L'école est devenue un véritable champ de bataille entre deux belligérants. Pour un "oui" ou pour un "non", c'est toute une guerre d'usure qui s'enclenche. Les élèves et les enseignants n'ont plus les conditions idoines pour remplir leur mission. Les élèves sont dégoûtés de l'enseignement. Ils n'y voient plus que corvée et astreinte. Même l'établissement dans lequel ils étudient ressemble plutôt à une prison qu'autre chose. Le climat qui y règne est, périodiquement, ponctué de violences et d'agressions. Il n'y a plus cette sérénité requise qui donnait ce plaisir d'apprendre et de baigner dans la convivialité. Les agents qui encadrent, voire les enseignants eux-mêmes, ne se caractérisent plus par leur professionnalisme et leur volontarisme.

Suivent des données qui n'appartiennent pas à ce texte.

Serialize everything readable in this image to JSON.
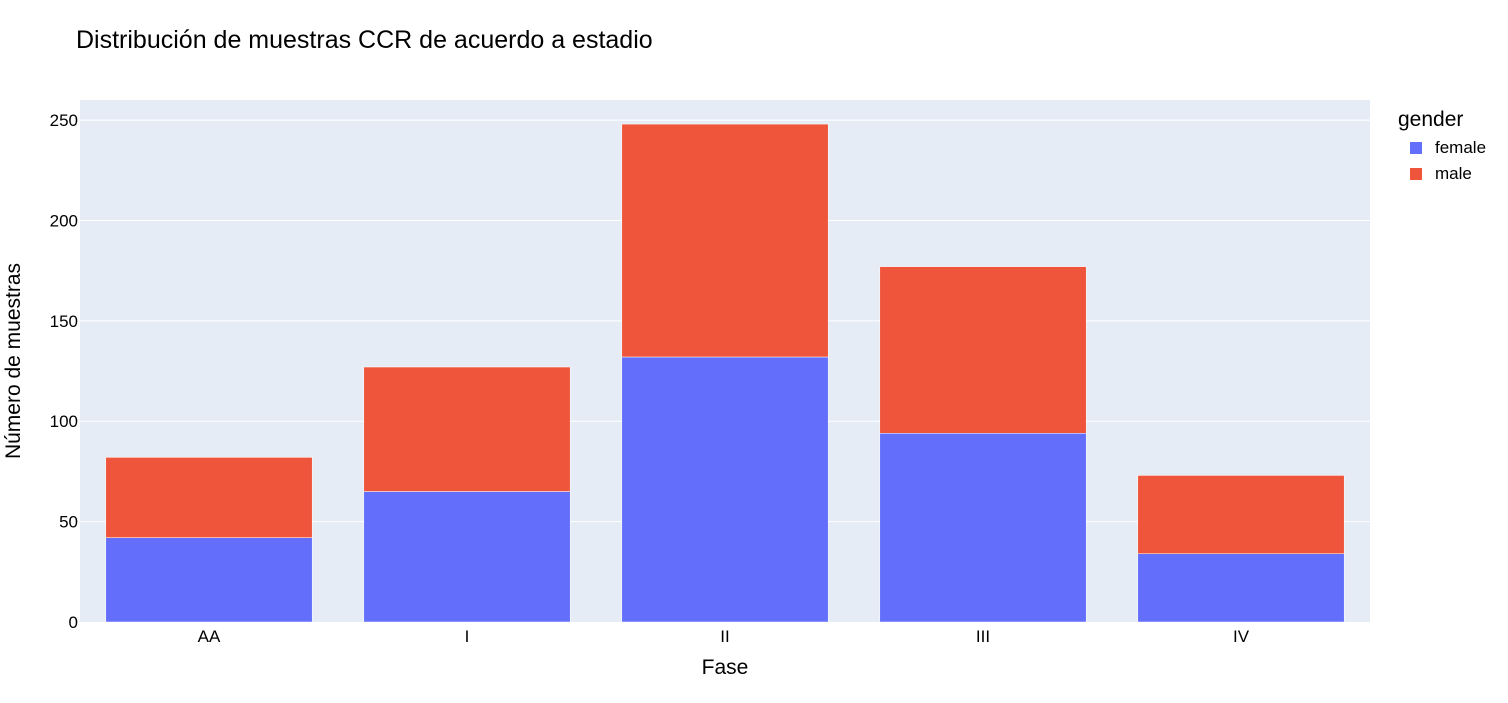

Les rapports sont, donc, généralement, tendus. C'est pourquoi on ne voit plus chez nos jeunes cette nostalgie envers les lieux qu'ils ont fréquentés lors de leurs études comme c'est le cas pour nos seniors. En effet, l'établissement dans lequel ils ont fait leurs études ne leur rappelle pas, nécessairement, ces bons souvenirs que gardent encore leurs parents.

C'est ce dégoût qui va se développer pour s'étendre même au pays dans son ensemble. Les jeunes, notamment ceux qui ont obtenu de bonnes moyennes au Bac, ne cherchent plus à rester au pays. Ce dernier ne leur réserverait aucun avantage ni privilège. Ils craignent que plus tard ils ne seront pas bien rémunérés ni bien considérés. D'autant plus que les arrivistes sont là pour leur barrer le chemin. A leurs yeux, le pays est livré, pour une grande part, aux opportunistes et aux incompétents. Ils n'ont aucune envie de composer avec cette classe de profiteurs de tous genres.

Faire aimer l'école

On trouve, aisément, les traces de cette vision par trop pessimiste dans tous les aspects de la vie quotidienne. Chaque année on assiste de façon passive à ce spectacle désolant. On voit, ainsi, notre pays se vider de ses compétences sans pouvoir ni savoir quelle mesure adopter.

S'il n'y a rien à faire dans l'immédiat, il est urgent de penser à une stratégie pour le futur. Celle-ci consisterait à réhabiliter la mission première de l'école qui est de former des jeunes fiers de leur pays et imbus des valeurs patriotiques, loin des discours politiciens creux. Pour ce faire, il faudrait entourer nos élèves d'un encadrement approprié et formé pour la tâche. Un encadrement qui ferait aimer l'institution éducative et non le contraire.

Par ailleurs, il faut repenser l'environnement dans lequel nos élèves évoluent. Et, surtout, bannir ce climat de guerre et de tension entre ministère et syndicats. Nos enfants doivent rester à l'écart de telles épreuves de force ou de conflits interminables.

Dès lors, on demanderait au ministère de l'Education de reformuler la circulaire qui fixe le calendrier de chaque année scolaire. Cette circulaire est reconduite quasiment telle quelle depuis des années. On n'y change que les dates des vacances. Maintenant, il y a de nouvelles données dont il faudrait tenir compte. Aussi doit-on y préciser que l'année scolaire ne s'achève qu'après la tenue des conseils de classes. Une condition réglementaire sine qua non. En d'autres termes, il ne sera plus permis de recourir à la mesure lamentable de rétention des notes. La nouvelle circulaire devrait fermer toutes les issues devant de tels actes.